Entre estas, atente-se nesta oferta “oficial”: uma senhora, já madura, cheia de dentes e de dinheiro, grande dominadora das ignaras massas e dos políticos ansiosos por tempo de antena, cidadã absolutamente insuportável para quem tenha dois dedos de testa, disparatada, vaidosa, comunicou ao povo que se está a preparar para ser presidente da República.
Uma ideia deste calibre seria, antigamente, liminarmente descartada, a mulher caía no ridículo, e não se falava mais nisso.

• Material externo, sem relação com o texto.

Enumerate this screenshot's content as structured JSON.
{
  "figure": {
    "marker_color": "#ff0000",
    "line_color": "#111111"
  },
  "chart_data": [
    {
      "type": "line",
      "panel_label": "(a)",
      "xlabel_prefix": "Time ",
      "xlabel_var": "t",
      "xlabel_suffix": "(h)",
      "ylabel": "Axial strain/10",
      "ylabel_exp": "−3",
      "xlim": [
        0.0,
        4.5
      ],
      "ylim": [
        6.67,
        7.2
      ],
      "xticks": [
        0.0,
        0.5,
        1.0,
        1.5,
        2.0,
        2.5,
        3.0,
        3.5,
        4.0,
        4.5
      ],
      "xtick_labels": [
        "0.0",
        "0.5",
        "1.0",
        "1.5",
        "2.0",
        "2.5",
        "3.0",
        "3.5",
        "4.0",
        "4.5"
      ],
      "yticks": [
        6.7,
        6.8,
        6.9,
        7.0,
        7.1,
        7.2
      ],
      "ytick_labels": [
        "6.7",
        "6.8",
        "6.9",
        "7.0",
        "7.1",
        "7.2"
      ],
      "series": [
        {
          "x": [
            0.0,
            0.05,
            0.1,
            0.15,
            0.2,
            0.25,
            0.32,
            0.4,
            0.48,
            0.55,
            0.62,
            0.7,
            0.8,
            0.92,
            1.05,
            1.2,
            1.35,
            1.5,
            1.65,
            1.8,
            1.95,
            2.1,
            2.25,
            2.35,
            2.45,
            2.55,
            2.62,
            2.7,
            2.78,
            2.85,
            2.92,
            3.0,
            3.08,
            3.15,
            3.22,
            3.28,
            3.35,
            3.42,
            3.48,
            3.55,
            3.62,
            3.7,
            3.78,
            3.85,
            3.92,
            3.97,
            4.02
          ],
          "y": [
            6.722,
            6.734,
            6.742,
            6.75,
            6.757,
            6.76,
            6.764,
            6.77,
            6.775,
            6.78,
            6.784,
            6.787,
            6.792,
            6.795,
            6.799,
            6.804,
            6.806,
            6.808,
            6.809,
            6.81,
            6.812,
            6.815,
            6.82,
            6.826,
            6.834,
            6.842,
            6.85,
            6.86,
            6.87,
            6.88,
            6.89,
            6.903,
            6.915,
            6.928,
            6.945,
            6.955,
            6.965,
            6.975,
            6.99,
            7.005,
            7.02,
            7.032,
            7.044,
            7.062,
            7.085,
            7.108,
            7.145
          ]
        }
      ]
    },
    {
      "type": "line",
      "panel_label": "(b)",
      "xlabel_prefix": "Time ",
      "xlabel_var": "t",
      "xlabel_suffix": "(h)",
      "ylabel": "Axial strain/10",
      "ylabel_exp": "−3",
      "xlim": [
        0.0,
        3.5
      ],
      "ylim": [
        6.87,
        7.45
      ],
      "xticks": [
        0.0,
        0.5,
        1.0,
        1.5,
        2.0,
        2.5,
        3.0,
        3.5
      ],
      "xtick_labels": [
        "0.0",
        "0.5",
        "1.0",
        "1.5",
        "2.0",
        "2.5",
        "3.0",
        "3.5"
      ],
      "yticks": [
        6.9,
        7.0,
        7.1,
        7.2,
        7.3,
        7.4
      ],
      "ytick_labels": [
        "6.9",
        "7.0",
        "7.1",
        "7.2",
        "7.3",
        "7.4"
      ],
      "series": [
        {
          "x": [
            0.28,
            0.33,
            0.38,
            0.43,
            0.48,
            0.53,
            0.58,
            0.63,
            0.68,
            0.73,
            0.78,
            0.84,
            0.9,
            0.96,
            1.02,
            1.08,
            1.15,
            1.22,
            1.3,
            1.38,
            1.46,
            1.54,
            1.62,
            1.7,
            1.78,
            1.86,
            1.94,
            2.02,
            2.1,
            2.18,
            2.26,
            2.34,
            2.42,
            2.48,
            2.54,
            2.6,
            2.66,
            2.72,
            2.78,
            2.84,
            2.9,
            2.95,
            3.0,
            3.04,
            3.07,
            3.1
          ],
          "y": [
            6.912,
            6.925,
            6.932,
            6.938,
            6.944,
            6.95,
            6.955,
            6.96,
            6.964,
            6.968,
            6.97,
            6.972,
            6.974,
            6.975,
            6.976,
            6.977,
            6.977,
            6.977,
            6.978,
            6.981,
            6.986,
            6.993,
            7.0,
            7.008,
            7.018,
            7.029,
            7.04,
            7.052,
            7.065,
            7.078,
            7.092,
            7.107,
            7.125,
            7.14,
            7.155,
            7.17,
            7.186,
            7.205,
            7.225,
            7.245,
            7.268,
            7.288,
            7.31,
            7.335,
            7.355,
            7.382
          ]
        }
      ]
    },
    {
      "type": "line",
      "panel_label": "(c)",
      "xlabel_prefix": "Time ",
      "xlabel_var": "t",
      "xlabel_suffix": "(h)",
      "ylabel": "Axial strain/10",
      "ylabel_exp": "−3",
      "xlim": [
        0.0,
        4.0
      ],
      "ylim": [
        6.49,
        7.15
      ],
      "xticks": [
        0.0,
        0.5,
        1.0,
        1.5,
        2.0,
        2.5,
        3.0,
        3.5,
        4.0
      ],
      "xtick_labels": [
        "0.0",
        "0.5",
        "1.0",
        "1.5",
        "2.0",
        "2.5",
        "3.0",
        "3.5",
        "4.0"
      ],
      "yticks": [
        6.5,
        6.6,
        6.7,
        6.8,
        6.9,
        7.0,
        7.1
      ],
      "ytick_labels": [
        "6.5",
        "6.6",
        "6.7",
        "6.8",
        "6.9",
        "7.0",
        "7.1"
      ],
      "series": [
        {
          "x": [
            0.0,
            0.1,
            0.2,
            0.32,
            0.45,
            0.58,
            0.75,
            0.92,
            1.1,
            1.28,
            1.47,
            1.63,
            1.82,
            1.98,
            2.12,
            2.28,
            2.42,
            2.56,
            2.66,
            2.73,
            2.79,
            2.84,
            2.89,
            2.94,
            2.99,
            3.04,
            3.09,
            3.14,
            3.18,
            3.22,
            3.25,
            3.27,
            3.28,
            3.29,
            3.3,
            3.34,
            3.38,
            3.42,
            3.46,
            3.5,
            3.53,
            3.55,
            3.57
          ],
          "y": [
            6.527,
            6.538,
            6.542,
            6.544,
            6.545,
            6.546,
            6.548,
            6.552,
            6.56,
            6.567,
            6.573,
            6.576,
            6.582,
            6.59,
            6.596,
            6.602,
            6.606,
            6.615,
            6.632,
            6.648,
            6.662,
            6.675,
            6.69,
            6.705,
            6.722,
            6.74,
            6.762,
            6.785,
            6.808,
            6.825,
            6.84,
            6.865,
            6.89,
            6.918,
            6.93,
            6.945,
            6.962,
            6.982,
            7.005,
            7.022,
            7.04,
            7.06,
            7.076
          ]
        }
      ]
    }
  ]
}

Mas isso era dantes. O mandato de Rebelo de Sousa popularuchou o cargo. A dona Cristina já se imagina, de biquini, a dar ao rabo na cova do vapor perante chusmas de jornalistas, fotógrafos e mirones, a todos contemplando com beijinhos e com aquele sorriso de plástico que tanto agrada à plebe. E nas feiras, a comer chouriços perante a populaça extasiada. E nas cerimónias oficias, a exibir toilettes, os saltos altos e as carnudas fronteiras dos decotes. Que maravilha!
Mais maravilhoso ainda é que a ideia não é tão exótica como se poderia imaginar. Não lhe faltariam votos de milhões de donas de casa e de paspalhões especialistas em redes sociais.
É para este preparo que a República parece estar destinada a escorregar.